April 13, 2005
Dinner with a Stranger
After Amsterdam I stopped by Brussels for a day and caught glimpse of none other than Manneken-Pis, a small and fenced off statue of a boy whose rock-penis sprays water perpetually.
On Monday I met a woman named Marie on the Metro in Brussels. At Central Station she enthusiastically helped me make my seat reservation on the Eurail to Paris. "I love traveling," she would say. While waiting for the train, she introduced me to a backpacker she had never met. His name was Israel, and the three of us sat together on the way to Paris.
Guidebooks and common sense tell you to watch out for instantaneous buddies like Marie, but her presence was simultaneously crazy and warm. Plus I could have kicked her ass.

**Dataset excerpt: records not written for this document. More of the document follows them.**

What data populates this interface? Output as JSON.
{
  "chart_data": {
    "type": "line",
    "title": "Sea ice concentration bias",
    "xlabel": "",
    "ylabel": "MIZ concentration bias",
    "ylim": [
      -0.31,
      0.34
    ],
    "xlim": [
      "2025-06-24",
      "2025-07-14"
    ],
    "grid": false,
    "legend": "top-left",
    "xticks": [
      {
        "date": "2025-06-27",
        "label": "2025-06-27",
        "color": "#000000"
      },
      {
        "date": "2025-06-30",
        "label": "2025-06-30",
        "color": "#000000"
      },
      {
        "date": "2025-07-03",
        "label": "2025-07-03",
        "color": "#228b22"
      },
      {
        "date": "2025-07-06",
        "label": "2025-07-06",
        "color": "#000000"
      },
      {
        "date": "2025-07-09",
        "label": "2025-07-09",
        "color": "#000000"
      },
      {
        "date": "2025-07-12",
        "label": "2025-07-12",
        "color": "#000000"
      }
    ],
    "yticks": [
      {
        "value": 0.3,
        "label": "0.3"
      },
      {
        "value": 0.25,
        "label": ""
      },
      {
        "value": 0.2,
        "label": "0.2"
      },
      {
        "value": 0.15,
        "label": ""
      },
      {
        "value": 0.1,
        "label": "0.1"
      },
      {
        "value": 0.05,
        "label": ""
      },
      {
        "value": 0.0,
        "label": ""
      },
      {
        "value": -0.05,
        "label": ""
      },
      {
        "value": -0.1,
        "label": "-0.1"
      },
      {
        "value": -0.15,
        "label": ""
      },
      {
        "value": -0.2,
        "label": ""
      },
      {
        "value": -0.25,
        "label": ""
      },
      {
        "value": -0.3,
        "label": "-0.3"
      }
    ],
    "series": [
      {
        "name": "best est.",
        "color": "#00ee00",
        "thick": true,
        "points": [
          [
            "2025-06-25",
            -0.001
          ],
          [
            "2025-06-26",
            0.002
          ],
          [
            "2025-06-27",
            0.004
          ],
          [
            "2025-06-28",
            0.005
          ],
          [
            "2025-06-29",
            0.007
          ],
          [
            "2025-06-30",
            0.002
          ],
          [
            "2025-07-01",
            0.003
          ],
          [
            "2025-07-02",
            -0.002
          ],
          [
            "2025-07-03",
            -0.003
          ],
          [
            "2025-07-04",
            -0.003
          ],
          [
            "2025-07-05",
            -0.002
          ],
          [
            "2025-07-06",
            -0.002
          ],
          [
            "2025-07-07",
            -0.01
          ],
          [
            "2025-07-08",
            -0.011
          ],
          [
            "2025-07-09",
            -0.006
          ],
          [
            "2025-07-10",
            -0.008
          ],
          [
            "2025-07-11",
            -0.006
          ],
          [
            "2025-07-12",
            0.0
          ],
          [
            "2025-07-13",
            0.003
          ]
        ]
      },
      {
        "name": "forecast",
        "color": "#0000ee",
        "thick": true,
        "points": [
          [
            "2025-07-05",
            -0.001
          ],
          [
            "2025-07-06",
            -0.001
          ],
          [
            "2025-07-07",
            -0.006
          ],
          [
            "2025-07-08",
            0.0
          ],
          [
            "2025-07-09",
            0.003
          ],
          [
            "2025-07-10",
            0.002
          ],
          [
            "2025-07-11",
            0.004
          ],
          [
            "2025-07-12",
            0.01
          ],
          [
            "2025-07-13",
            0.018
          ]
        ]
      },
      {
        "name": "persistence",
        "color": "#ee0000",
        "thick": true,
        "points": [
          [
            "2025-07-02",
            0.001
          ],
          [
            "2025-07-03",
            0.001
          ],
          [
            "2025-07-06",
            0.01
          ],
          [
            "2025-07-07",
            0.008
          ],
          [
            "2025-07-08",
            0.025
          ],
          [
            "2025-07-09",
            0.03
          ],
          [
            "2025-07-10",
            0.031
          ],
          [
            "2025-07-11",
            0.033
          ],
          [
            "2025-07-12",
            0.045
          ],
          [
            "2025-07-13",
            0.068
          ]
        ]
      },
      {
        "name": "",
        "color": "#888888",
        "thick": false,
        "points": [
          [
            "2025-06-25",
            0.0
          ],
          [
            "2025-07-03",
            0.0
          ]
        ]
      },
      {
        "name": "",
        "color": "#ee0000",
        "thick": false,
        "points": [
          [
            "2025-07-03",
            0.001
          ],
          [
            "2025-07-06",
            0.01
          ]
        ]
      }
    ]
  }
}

Between my broken French and their broken English (Israel was from Tijuana, Mexico), we all managed to talk the whole way to Paris. Marie invited Israel and me to dinner at her place, and when we accepted the offer, she gave us her address, directions, and her door code. When Israel ate the chocolate she gave us on the train, I told him I'd pick him up at the hospital, mostly joking.
Israel left for Madrid Tuesday night, but after three hours of walking around the area I found Marie's apartment myself. I presented macaroons and Marie presented her brother, Maurice, and others: Frida, Bertrand, and Dominique. We ate pasta and salad for dinner and pear-almond pie (and macaroons) for dessert.
The conversation consisted of my saying something in English, repeating it in a language similar to French, and then Frida hearing me in English and translating my words to French for the others.
During dinner, Marie said it was the kindness in my eyes that led her trust me. I was flattered and pleased to have an answer for a question I didn't ask aloud, but I almost wanted her to be less trusting for her own safety. She's 54 and widowed. Actually, with a few kitchen utensils, her brother and friends could have kicked my ass.